Don Hankins, a professor of geography and planning at California State University, Chico, has devoted a portion of his academic research to Indigenous traditional knowledge and policy, as well as its application in conservation.
When thinking about Indigenous fire burning practices in Southern California, it’s important to understand the historical context, notes Hankins.
According to M. Kat Anderson and Keeley’s “Native Peoples’ Relationship to the California Chaparral,” paleontological, fire scare, and archaeological studies suggest that these fire practices were in use thousands of years ago. Tribes burned the shrubland at specific times of the year and at specific frequencies to support habitats for diverse animal and plant populations. These regular burnings enhanced the reproduction of chaparral species most useful to Indigenous tribes, reduced the competition from other plants, and maintained a state of high growth and productivity postfire. Tribes would then use their yieldings for food, medicine, basketry, and more.
These controlled fires were also designed to reduce villages’ vulnerability to these events by eliminating brush that might carry catastrophic fire. The result was “a mosaic of grasslands, shrublands, and woodlands,” Anderson and Keeley wrote.

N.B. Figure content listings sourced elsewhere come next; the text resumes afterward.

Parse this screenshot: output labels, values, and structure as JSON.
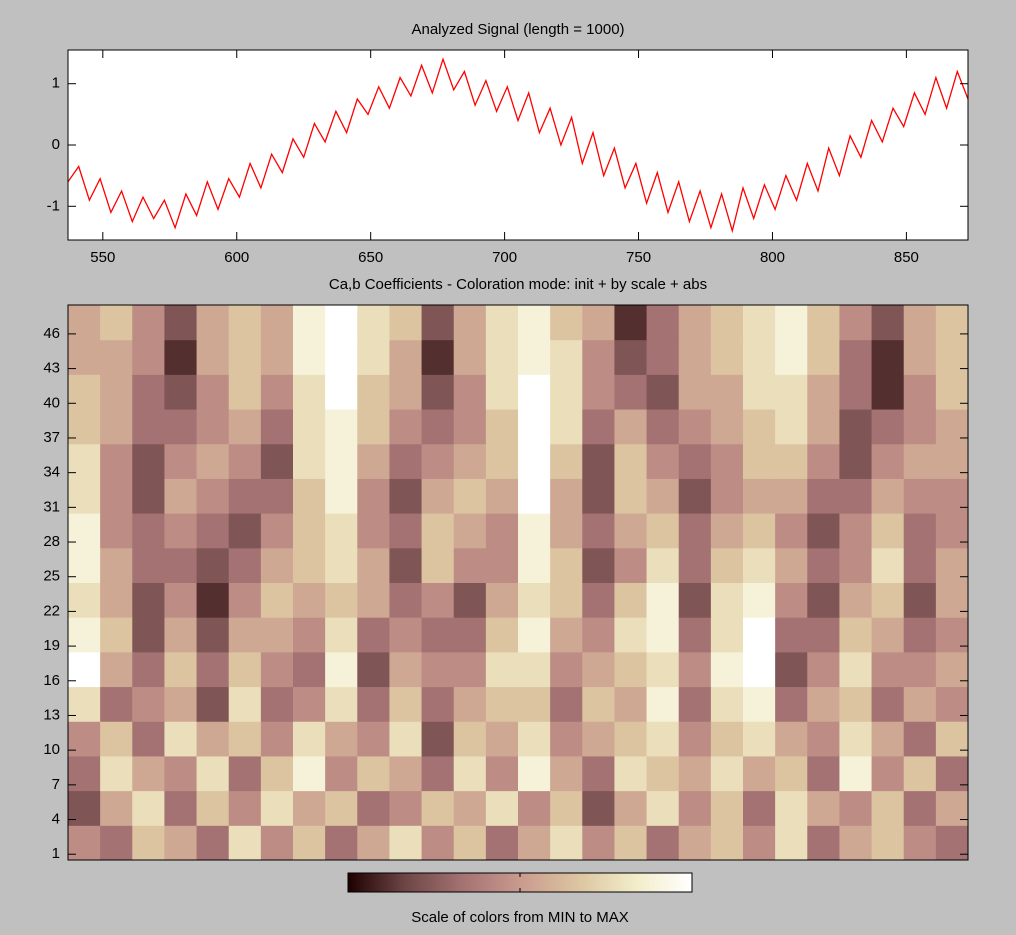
{
  "chart_data": [
    {
      "type": "line",
      "title": "Analyzed Signal (length = 1000)",
      "color": "#ff0000",
      "x": [
        537,
        541,
        545,
        549,
        553,
        557,
        561,
        565,
        569,
        573,
        577,
        581,
        585,
        589,
        593,
        597,
        601,
        605,
        609,
        613,
        617,
        621,
        625,
        629,
        633,
        637,
        641,
        645,
        649,
        653,
        657,
        661,
        665,
        669,
        673,
        677,
        681,
        685,
        689,
        693,
        697,
        701,
        705,
        709,
        713,
        717,
        721,
        725,
        729,
        733,
        737,
        741,
        745,
        749,
        753,
        757,
        761,
        765,
        769,
        773,
        777,
        781,
        785,
        789,
        793,
        797,
        801,
        805,
        809,
        813,
        817,
        821,
        825,
        829,
        833,
        837,
        841,
        845,
        849,
        853,
        857,
        861,
        865,
        869,
        873
      ],
      "values": [
        -0.6,
        -0.35,
        -0.9,
        -0.55,
        -1.1,
        -0.75,
        -1.25,
        -0.85,
        -1.2,
        -0.9,
        -1.35,
        -0.8,
        -1.15,
        -0.6,
        -1.05,
        -0.55,
        -0.85,
        -0.3,
        -0.7,
        -0.15,
        -0.45,
        0.1,
        -0.2,
        0.35,
        0.05,
        0.55,
        0.2,
        0.75,
        0.5,
        0.95,
        0.6,
        1.1,
        0.8,
        1.3,
        0.85,
        1.4,
        0.9,
        1.2,
        0.65,
        1.05,
        0.55,
        0.95,
        0.4,
        0.85,
        0.2,
        0.6,
        0.0,
        0.45,
        -0.3,
        0.2,
        -0.5,
        -0.05,
        -0.7,
        -0.3,
        -0.95,
        -0.45,
        -1.1,
        -0.6,
        -1.25,
        -0.75,
        -1.35,
        -0.8,
        -1.4,
        -0.7,
        -1.2,
        -0.65,
        -1.05,
        -0.5,
        -0.9,
        -0.3,
        -0.75,
        -0.05,
        -0.5,
        0.15,
        -0.2,
        0.4,
        0.05,
        0.6,
        0.3,
        0.85,
        0.5,
        1.1,
        0.6,
        1.2,
        0.75
      ],
      "xlim": [
        537,
        873
      ],
      "ylim": [
        -1.55,
        1.55
      ],
      "xticks": [
        550,
        600,
        650,
        700,
        750,
        800,
        850
      ],
      "yticks": [
        -1,
        0,
        1
      ]
    },
    {
      "type": "heatmap",
      "title": "Ca,b Coefficients - Coloration mode: init + by scale + abs",
      "x_bins": [
        537,
        549,
        561,
        573,
        585,
        597,
        609,
        621,
        633,
        645,
        657,
        669,
        681,
        693,
        705,
        717,
        729,
        741,
        753,
        765,
        777,
        789,
        801,
        813,
        825,
        837,
        849,
        861,
        873
      ],
      "y_bins": [
        0.5,
        3.5,
        6.5,
        9.5,
        12.5,
        15.5,
        18.5,
        21.5,
        24.5,
        27.5,
        30.5,
        33.5,
        36.5,
        39.5,
        42.5,
        45.5,
        48.5
      ],
      "values": [
        [
          4,
          3,
          6,
          5,
          3,
          7,
          4,
          6,
          3,
          5,
          7,
          4,
          6,
          3,
          5,
          7,
          4,
          6,
          3,
          5,
          6,
          4,
          7,
          3,
          5,
          6,
          4,
          3
        ],
        [
          2,
          5,
          7,
          3,
          6,
          4,
          7,
          5,
          6,
          3,
          4,
          6,
          5,
          7,
          4,
          6,
          2,
          5,
          7,
          4,
          6,
          3,
          7,
          5,
          4,
          6,
          3,
          5
        ],
        [
          3,
          7,
          5,
          4,
          7,
          3,
          6,
          8,
          4,
          6,
          5,
          3,
          7,
          4,
          8,
          5,
          3,
          7,
          6,
          5,
          7,
          5,
          6,
          3,
          8,
          4,
          6,
          3
        ],
        [
          4,
          6,
          3,
          7,
          5,
          6,
          4,
          7,
          5,
          4,
          7,
          2,
          6,
          5,
          7,
          4,
          5,
          6,
          7,
          4,
          6,
          7,
          5,
          4,
          7,
          5,
          3,
          6
        ],
        [
          7,
          3,
          4,
          5,
          2,
          7,
          3,
          4,
          7,
          3,
          6,
          3,
          5,
          6,
          6,
          3,
          6,
          5,
          8,
          3,
          7,
          8,
          3,
          5,
          6,
          3,
          5,
          4
        ],
        [
          9,
          5,
          3,
          6,
          3,
          6,
          4,
          3,
          8,
          2,
          5,
          4,
          4,
          7,
          7,
          4,
          5,
          6,
          7,
          4,
          8,
          9,
          2,
          4,
          7,
          4,
          4,
          5
        ],
        [
          8,
          6,
          2,
          5,
          2,
          5,
          5,
          4,
          7,
          3,
          4,
          3,
          3,
          6,
          8,
          5,
          4,
          7,
          8,
          3,
          7,
          9,
          3,
          3,
          6,
          5,
          3,
          4
        ],
        [
          7,
          5,
          2,
          4,
          1,
          4,
          6,
          5,
          6,
          5,
          3,
          4,
          2,
          5,
          7,
          6,
          3,
          6,
          8,
          2,
          7,
          8,
          4,
          2,
          5,
          6,
          2,
          5
        ],
        [
          8,
          5,
          3,
          3,
          2,
          3,
          5,
          6,
          7,
          5,
          2,
          6,
          4,
          4,
          8,
          6,
          2,
          4,
          7,
          3,
          6,
          7,
          5,
          3,
          4,
          7,
          3,
          5
        ],
        [
          8,
          4,
          3,
          4,
          3,
          2,
          4,
          6,
          7,
          4,
          3,
          6,
          5,
          4,
          8,
          5,
          3,
          5,
          6,
          3,
          5,
          6,
          4,
          2,
          4,
          6,
          3,
          4
        ],
        [
          7,
          4,
          2,
          5,
          4,
          3,
          3,
          6,
          8,
          4,
          2,
          5,
          6,
          5,
          9,
          5,
          2,
          6,
          5,
          2,
          4,
          5,
          5,
          3,
          3,
          5,
          4,
          4
        ],
        [
          7,
          4,
          2,
          4,
          5,
          4,
          2,
          7,
          8,
          5,
          3,
          4,
          5,
          6,
          9,
          6,
          2,
          6,
          4,
          3,
          4,
          6,
          6,
          4,
          2,
          4,
          5,
          5
        ],
        [
          6,
          5,
          3,
          3,
          4,
          5,
          3,
          7,
          8,
          6,
          4,
          3,
          4,
          6,
          9,
          7,
          3,
          5,
          3,
          4,
          5,
          6,
          7,
          5,
          2,
          3,
          4,
          5
        ],
        [
          6,
          5,
          3,
          2,
          4,
          6,
          4,
          7,
          9,
          6,
          5,
          2,
          4,
          7,
          9,
          7,
          4,
          3,
          2,
          5,
          5,
          7,
          7,
          5,
          3,
          1,
          4,
          6
        ],
        [
          5,
          5,
          4,
          1,
          5,
          6,
          5,
          8,
          9,
          7,
          5,
          1,
          5,
          7,
          8,
          7,
          4,
          2,
          3,
          5,
          6,
          7,
          8,
          6,
          3,
          1,
          5,
          6
        ],
        [
          5,
          6,
          4,
          2,
          5,
          6,
          5,
          8,
          9,
          7,
          6,
          2,
          5,
          7,
          8,
          6,
          5,
          1,
          3,
          5,
          6,
          7,
          8,
          6,
          4,
          2,
          5,
          6
        ]
      ],
      "clim": [
        0,
        9
      ],
      "xlim": [
        537,
        873
      ],
      "ylim": [
        0.5,
        48.5
      ],
      "yticks": [
        1,
        4,
        7,
        10,
        13,
        16,
        19,
        22,
        25,
        28,
        31,
        34,
        37,
        40,
        43,
        46
      ],
      "colormap": [
        "#1e0000",
        "#6e4646",
        "#a47272",
        "#c99a8e",
        "#dcc4a0",
        "#f2ecc8",
        "#ffffff"
      ],
      "colorbar_label": "Scale of colors from MIN to MAX"
    }
  ]
}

For example, according to Hankins, Indigenous people used prescribed fires to encourage the production of California’s oak woodlands in order to subsist on its acorns, as well as other cultural resources. These burns were timed with periodic precipitation, providing the moisture to enable this native species to recover. Overall, oak woodlands are extremely important in supporting the diversity of native species, Hankins attests.
In 1793, the Spanish government of California outlawed the Indigenous use of fire, a policy that began in the Mission of Santa Barbara and spread across the region. Once this practice was removed, chaparral began to expand, and the landscape became subjected to Western techniques of fire management.
Despite the centuries of change, Hankins believes that it is possible to restore Southern California through the reintroduction of Indigenous fire stewardship. Right now, the current timing of the fire season is conducive to reinforcing the seedbanks non-native grasses, especially if fire suppression occurred in that area.
Hankins recommends burning these grasses in the spring when the fuel moisture, i.e. “the amount of water in a [vegetation] available to a fire,” is higher to slow their rate of spread. Then, when the fuel moisture drops, he recommends planting native plant species, such as perennials, to give them a competitive advantage in germinating since they have a better response to fires.
In fact, there are a number of different plant species, such as purple needle grass and blue wildrye, that would increase production from timed burnings.
Overall, Hankins believes that prolonged drought and the absence of these burning practices only increase the area’s susceptibility to wildfires during dry seasons. Today, there is skepticism that these fire management practices can be used in a variety of places across California, which does hinder their future widespread implementation.
Though the topic of restoring Indigenous burning to chaparral is still contested, it’s an option that’s important to explore, perhaps now more than ever.